Let’s take F.P. Cave’s brother, Washington J.I. Cave, as yet another example. Despite what the service records say about him (and what we can clearly read between the lines), he received a Confederate veteran’s headstone (probably attributable to some descendants who may have not known better… or who just wanted a headstone to mark his grave). Wash Cave’s service in the 33rd Virginia was extremely short-lived, and once he was exempted, he skeedaddled to Ohio to take refuge until the close of the war. Yet, he’s got a couple of praisers who seem to feel that his “sacrifice” was worth mentioning, and noting with a Confederate flag… from which (reality tells us) he seems to have been trying his hardest to stay away. You can see his Find-a-Grave page, here.

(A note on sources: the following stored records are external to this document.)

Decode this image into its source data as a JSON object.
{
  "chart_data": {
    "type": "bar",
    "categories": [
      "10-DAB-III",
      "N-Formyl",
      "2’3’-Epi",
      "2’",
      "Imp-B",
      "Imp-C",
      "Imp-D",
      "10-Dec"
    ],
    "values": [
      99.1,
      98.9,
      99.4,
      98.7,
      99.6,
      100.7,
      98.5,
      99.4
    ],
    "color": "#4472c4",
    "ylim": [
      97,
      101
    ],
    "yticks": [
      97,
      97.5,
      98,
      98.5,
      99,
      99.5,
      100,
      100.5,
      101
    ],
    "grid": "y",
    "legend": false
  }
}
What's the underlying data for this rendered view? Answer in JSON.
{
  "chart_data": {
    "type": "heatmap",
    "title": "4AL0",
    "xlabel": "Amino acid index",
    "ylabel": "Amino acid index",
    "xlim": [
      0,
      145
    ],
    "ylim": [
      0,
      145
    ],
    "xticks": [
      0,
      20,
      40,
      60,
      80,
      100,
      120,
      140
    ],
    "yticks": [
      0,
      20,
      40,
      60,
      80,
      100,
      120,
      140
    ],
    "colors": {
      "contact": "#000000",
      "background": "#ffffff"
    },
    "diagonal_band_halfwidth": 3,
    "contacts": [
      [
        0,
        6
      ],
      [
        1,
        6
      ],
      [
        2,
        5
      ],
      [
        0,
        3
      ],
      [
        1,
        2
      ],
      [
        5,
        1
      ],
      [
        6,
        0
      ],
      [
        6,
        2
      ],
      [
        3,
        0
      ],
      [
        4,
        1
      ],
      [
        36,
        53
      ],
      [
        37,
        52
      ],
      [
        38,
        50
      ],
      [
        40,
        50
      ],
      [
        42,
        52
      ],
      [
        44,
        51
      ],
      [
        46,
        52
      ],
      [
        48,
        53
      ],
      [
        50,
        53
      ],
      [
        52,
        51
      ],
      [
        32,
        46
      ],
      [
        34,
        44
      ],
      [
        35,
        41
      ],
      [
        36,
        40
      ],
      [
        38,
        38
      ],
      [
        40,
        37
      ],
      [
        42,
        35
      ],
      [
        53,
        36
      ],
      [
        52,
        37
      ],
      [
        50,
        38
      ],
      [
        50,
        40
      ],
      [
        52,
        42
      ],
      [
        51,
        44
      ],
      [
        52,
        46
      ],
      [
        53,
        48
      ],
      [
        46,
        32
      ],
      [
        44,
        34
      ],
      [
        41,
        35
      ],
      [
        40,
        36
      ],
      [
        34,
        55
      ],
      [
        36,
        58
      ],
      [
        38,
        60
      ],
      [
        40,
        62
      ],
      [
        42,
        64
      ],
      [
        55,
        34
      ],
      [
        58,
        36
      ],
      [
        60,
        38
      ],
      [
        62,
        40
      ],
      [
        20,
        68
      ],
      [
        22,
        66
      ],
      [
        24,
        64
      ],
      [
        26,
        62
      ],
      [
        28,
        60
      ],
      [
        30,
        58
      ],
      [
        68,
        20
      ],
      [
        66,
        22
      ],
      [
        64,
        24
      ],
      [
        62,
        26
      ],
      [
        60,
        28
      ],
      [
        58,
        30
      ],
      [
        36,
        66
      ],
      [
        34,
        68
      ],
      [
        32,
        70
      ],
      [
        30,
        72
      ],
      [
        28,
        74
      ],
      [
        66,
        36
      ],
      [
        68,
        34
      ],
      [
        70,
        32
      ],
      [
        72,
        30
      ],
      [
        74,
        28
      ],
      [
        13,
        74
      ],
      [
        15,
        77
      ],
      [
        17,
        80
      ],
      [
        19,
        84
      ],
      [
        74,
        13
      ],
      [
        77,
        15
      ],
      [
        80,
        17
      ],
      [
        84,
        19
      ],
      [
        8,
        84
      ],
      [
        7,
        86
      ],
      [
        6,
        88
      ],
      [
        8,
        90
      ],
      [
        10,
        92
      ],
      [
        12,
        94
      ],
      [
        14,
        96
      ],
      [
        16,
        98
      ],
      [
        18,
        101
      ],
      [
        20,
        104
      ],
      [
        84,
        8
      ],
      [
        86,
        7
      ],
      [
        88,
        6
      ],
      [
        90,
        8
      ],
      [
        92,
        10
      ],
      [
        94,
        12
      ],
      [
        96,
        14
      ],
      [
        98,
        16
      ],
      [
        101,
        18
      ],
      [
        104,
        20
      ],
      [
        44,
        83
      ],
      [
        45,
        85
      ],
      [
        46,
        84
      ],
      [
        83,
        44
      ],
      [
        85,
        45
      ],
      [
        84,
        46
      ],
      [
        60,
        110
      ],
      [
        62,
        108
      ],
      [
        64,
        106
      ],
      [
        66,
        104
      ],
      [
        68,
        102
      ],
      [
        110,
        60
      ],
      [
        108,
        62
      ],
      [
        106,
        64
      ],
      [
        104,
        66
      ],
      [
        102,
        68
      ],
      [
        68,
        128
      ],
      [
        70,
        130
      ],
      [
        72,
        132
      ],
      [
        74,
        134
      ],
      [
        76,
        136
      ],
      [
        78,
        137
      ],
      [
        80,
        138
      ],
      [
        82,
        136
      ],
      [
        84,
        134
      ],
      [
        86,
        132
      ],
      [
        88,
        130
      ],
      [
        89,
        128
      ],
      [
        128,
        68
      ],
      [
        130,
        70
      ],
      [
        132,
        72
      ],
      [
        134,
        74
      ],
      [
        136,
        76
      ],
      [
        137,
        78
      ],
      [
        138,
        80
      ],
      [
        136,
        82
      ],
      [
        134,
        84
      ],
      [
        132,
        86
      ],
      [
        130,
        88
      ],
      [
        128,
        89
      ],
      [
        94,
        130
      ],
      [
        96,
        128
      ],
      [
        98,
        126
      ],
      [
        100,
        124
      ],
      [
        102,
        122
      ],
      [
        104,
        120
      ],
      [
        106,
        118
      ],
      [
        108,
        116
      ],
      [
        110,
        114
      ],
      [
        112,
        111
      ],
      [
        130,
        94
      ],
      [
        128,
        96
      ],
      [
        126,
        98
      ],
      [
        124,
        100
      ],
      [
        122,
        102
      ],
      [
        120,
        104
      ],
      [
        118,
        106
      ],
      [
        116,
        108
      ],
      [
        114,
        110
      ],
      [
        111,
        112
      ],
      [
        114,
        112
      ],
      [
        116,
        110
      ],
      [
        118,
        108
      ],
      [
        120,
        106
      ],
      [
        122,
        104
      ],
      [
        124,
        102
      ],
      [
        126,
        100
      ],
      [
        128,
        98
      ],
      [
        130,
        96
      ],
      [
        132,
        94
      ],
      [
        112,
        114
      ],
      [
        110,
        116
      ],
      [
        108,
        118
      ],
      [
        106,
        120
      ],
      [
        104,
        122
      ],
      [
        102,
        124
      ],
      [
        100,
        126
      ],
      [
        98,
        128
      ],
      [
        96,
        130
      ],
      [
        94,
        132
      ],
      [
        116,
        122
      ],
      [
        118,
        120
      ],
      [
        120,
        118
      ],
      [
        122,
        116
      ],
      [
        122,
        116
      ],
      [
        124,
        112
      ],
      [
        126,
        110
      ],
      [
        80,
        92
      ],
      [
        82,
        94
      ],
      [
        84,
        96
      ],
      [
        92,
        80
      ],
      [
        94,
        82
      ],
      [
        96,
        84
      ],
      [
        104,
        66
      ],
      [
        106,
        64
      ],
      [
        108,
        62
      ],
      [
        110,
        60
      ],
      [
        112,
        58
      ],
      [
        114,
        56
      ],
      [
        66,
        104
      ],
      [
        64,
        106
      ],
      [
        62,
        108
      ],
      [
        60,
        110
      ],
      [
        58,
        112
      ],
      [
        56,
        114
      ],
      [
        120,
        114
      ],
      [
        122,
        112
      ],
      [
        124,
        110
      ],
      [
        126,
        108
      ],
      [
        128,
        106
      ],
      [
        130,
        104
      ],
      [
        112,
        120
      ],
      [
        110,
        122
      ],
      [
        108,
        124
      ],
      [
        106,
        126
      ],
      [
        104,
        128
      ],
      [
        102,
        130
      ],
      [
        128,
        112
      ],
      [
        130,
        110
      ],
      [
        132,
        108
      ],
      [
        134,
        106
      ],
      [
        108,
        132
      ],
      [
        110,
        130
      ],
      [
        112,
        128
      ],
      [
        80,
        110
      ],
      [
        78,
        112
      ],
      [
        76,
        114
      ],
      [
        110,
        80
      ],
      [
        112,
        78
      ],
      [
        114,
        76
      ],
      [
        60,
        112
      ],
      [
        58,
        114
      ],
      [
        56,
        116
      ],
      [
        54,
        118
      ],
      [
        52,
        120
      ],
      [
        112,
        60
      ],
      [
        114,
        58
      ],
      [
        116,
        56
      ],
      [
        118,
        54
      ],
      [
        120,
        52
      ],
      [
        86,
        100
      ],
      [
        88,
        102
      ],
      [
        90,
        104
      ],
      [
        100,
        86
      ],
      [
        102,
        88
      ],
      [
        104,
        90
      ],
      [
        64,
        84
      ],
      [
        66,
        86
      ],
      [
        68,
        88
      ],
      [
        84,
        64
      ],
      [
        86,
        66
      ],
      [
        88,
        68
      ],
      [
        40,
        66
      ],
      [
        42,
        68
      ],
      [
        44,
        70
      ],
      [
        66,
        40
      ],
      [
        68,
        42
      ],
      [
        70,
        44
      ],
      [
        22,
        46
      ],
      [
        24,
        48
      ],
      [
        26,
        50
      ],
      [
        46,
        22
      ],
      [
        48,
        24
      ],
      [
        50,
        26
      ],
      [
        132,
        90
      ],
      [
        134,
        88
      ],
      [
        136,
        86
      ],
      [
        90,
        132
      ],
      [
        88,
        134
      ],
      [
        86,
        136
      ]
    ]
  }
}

We also have Southern Unionists, who, because they were identified to pre-war militia units that were activated when the war began, seem to automatically merit praise as good Confederates. Yet, I know for a fact that they were also identified by Southern Unionists Claims applicants as fellow Unionists. The first thing I would ask, when seeing someone who served in the militia, would be… “the militia was disbanded in the Spring of 1862, so, if so devoted to the Confederate “cause”, why didn’t he join another unit, and continue his service? Instead, we see various memorials associated with these people (because of service in the militia) that proclaim things like, “Son of the South, Your fight is over, Its time to rest, You did your duty, You gave your best. We Will Never Forget You,” and “Remembering and Honoring a True Southern Hero, A Confederate Soldier. Deo Vindice.”
I’ve got more on weeding-out the truth with Southern Unionists Claims applicants coming up in another post, as well as those who are identified with reserve units which were not organized until the third Confederate Conscription Act, in 1864.
In the meantime, watch those memorial tributes to Civil War soldiers in Find-a-Grave.
*It wouldn’t surprise me if, sooner or later, these memorial tributes that I mentioned above, may disappear over time… especially if those who made them see this post, and realize the error of their ways.